Following Switzerland and Norway, the top-ranked countries in the index, in descending order, are Ireland, Germany, Luxembourg, the Netherlands, the central United States, Canada, Australia and Denmark.
The United States is segmented in three regions to reflect disparate natural hazard exposure. The central part of the country made it into the top 10, while the east coast and the western United States are ranked 11 and 21, respectively.
Venezuela remained the lowest-ranked country for the second year in a row, followed in ascending order by the Dominican Republic, Kyrgyzstan, Nicaragua, Mauritania, Ukraine, Egypt, Algeria, Jamaica and Honduras.
In Europe, France and the UK retained their positions from last year, at 19 and 20 respectively, while Germany rose by two places to 4.
The FM Global Resilience Index gives ranks and scores on nine drivers affecting countries’ resilience to supply chain disruption, including GDP per capita, political risk, oil intensity, exposure to natural hazards, quality of natural hazard risk management and fire risk management, as well as control of corruption, quality of infrastructure and local suppliers.

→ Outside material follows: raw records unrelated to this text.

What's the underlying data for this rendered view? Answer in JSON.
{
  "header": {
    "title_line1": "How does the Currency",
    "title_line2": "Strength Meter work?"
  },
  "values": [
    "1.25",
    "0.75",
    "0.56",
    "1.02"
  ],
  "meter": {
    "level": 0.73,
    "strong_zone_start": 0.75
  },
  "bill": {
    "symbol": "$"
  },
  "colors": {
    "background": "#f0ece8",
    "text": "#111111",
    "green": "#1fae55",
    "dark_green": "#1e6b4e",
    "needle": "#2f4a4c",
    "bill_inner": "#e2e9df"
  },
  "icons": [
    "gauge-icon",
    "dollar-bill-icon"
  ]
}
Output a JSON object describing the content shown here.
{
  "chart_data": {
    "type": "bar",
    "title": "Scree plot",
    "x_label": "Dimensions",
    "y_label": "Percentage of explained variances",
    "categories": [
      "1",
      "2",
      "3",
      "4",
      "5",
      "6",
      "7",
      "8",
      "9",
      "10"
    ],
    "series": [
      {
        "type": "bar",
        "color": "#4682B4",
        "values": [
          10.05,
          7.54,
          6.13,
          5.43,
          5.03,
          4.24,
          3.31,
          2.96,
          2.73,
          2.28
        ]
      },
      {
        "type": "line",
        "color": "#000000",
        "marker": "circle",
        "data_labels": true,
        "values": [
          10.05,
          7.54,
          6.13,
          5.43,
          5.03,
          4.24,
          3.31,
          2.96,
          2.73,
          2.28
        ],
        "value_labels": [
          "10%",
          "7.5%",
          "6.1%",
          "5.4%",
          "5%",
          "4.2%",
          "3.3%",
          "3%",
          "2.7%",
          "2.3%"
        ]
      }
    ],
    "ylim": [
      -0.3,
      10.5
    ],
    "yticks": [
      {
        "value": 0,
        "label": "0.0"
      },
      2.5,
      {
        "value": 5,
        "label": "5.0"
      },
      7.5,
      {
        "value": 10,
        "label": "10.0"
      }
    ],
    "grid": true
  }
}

“By giving executives easy access to authoritative information on factors that could disrupt their supply chains, the FM Global Resilience Index provides a simple way to analyse the potential for business risk and drive better decisions,” said Bret Ahnell, executive vice president at FM Global. “Resilient supply chains give businesses a distinct advantage by protecting their operational integrity, revenue stream, market share and shareholder value. A fragile supply chain, on the other hand, often harms the company involved, sometimes for the long term.”